如今老皇帝齐疆阴差阳错的病重,昏厥之后根本就没醒过来,一切事物都由太子齐行云来处理,处理的是名正言顺。因着旁人不知道齐行云的身世,所以觉得太子来代替老皇帝齐疆,那是理所当然的,所以并没有谁站出来反对齐行云。
齐彻原本以前是想要与齐行云争一争的,但是现在,似乎对皇位也没有太多的执着了。
花知寒和老太医被下狱,齐行云亲自审问他们。但是很可惜,花知寒本来就只是个小喽啰,根本什么都不知道,完全不知青州王的下落。而老太医忠心的很,一副打死也不肯说的样子。因着用刑实在是扛不住,只能和盘托出,其实他也是不知青州王的下落。
本来青州王打算用有毒有病的猎物,一举杀死老皇帝和齐行云等人,然后站出来名正言顺的继承大齐皇位。然而现在计划失败,老皇帝虽然中毒,但是旁人一点事情也没有,青州王简直便是给旁人做了嫁衣。
事情已然败露,青州王没有理由还继续留在此地。齐行云让人去四处搜查,冯瑾来回报,似乎有人看一些神秘人,偷偷的离开了此地,但是去了何处无从而知。
齐行云听罢了冷笑一声,道:“这个青州王做事还挺谨慎的。”
花安在问:“青州王离开,如此我们留在这里也没什么意义,可要赶回都城?”
齐行云也在想这个问题,说:“我也是这般想的。”
老皇帝病重,可能就快时日无多了。他们一行人出来打猎,其实人数不算太多,许多官员都留在朝中。若是老皇帝病重的消息先行一步传回都城,必然会引起轩然大波,怕是有些人会开始蠢蠢欲动。

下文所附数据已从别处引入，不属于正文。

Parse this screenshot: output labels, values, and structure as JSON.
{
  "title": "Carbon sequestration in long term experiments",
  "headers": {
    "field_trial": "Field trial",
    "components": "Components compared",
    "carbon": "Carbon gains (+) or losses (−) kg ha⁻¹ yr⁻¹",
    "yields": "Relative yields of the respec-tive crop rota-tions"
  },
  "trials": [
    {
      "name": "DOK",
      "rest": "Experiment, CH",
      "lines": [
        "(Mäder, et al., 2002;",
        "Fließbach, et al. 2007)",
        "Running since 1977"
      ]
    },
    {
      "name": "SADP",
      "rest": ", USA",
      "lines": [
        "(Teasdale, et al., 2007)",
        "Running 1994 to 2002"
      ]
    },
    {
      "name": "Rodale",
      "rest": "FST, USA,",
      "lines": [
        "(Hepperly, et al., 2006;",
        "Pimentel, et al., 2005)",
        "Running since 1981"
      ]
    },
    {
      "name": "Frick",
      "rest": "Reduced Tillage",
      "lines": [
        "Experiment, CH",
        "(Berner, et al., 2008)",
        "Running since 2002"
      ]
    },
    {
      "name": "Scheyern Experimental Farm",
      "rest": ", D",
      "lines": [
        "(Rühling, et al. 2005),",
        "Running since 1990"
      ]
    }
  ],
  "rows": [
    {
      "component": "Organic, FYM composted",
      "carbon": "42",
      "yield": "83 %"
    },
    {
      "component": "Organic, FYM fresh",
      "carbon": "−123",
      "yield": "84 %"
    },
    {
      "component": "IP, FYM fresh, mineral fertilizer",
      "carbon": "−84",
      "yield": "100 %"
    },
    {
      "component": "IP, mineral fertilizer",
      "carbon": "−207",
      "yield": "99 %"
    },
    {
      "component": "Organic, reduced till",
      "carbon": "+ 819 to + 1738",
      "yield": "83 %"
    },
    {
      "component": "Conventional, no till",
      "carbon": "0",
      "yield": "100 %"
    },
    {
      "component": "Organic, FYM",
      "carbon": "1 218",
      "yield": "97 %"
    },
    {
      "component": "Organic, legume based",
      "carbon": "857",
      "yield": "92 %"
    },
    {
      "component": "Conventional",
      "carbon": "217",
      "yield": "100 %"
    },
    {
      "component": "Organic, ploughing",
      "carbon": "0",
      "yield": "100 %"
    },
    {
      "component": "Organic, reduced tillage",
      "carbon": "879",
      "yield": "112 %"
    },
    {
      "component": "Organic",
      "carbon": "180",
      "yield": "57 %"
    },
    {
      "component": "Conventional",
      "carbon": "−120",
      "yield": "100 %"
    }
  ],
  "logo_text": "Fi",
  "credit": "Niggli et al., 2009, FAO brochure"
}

虽然齐行云乃是太子储君,老皇帝去世之后,他理应成为下一任齐国国君,但保不齐中间会出现什么意外。
所以齐行云已然让人封锁了老皇帝病重的消息,决不能传回都城去。但就算如此,也不能说保险,所以早一日回到都城,就会少一些个不必要的麻烦。
等回到都城,齐行云与花安在一联手,稳定住了宫内外,那么就可高枕无忧,静静等着老皇帝去世,齐行云便可顺利即位。